The Gemini AI system will summarize answers that originate from Stack Overflow in its own words but include the company’s logo, a link back to the original content, and the username of the contributor who provided it. The companies plan to showcase the system at Google Cloud Next, the search company’s annual cloud conference in April, and launch it soon after.
Chandrasekar says there are no significant restrictions on how Google Cloud can use Stack Overflow data, meaning it can be used to train large language models and other AI systems. “Where we want to stand firm on is—nonnegotiable things for us— trust, accuracy, quality, and attribution back to the sources of these AI outputs,” he says.
He declined to say how much Stack Overflow is being paid by Google for the data. “This will be a meaningful commercial offering for us in the near term, medium term, and long term,” Chandrasekar says.
Google and other AI developers have previously gathered data from Stack Overflow and other websites without much notice. As demand for generative AI technologies has surged—and the valuations of the companies developing them has rocketed—the websites supplying the foundational text have begun demanding what they view as their fair share. Fortunately for Stack Overflow, prospective customers have heeded the message, Chandrasekar says. “We’re not having to chase people,” he says.
Stack Overflow data is particularly beneficial to AI systems that generate computer code, which have proven to be popular with software engineers and a significant source of revenue for Microsoft and OpenAI.
The new Stack Overflow deal comes just a week after Google reached a licensing agreement to hoover up data from Reddit, the discussion forums operator, whose content has helped chatbots’ ability to converse. Reddit had unveiled plans to start charging for data access just before Stack Overflow had last year.
Byron Tau
Aarian Marshall
Simon Hill
Lauren Goode
Stack Overflow’s charges for what they are naming as OverFlowAPI are varying based on the type of data given. Other than its basic repository of 59 million questions and responses, the site charges more for layers of metadata such as post categories and voting history of user-submitted responses, patterns about the kinds of questions being asked, and bespoke cuts of information, maybe questions about a specific coding language, to help with precision. “It’s more about the level of the data they can reach,” says Chandrasekar. “It’s less about the frequency of the data requests.”

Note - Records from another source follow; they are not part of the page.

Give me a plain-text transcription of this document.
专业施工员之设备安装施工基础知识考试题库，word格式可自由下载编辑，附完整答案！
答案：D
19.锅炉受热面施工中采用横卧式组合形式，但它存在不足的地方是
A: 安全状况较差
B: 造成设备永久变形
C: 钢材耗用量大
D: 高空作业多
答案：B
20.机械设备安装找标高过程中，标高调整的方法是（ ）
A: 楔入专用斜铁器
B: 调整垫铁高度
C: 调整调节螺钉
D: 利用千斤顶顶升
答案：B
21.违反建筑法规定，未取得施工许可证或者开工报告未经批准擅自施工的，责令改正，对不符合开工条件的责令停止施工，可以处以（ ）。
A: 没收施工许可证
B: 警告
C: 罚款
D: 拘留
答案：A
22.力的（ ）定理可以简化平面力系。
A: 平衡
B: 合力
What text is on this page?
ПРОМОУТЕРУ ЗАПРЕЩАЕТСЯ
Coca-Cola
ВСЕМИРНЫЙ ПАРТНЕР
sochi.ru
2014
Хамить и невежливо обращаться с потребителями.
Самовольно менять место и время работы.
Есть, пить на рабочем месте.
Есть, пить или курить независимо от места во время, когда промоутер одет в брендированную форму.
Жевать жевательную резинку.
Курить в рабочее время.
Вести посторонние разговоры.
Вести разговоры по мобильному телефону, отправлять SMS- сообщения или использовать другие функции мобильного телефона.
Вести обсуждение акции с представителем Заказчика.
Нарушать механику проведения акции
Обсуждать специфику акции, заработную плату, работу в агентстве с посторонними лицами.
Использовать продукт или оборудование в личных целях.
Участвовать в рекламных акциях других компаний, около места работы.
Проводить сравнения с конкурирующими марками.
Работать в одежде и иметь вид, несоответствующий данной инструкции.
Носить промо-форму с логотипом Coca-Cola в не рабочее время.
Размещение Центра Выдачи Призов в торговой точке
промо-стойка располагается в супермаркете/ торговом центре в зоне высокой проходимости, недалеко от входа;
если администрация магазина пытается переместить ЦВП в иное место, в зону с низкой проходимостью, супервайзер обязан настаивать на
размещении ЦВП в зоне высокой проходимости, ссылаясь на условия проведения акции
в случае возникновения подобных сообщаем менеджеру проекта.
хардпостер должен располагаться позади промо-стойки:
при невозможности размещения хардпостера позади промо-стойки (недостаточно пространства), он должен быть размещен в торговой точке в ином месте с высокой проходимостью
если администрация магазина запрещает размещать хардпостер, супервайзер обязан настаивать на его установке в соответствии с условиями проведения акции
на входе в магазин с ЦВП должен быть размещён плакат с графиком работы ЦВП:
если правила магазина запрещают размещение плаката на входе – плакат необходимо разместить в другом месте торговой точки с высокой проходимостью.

Chandrasekar states that internal quality testing presents the value Stack Overflow data can offer. When they fine-tuned open-source language models from Meta and AI startup Mistral with Stack Overflow data, the accuracy of responses to technical queries improved by 20 percentage points, he mentions.
The Google agreement will also examine how users of the version of Gemini for Google Cloud integration can generate new data for Stack Overflow. Users who do not get a satisfying response from the chatbot can send their question to Stack Overflow, where the moderators will review it and once approved, it will be available for the website’s community of users to respond. Upcoming plans for the demo in April with Google also include discussions about letting users submit enhanced responses back to Stack Overflow.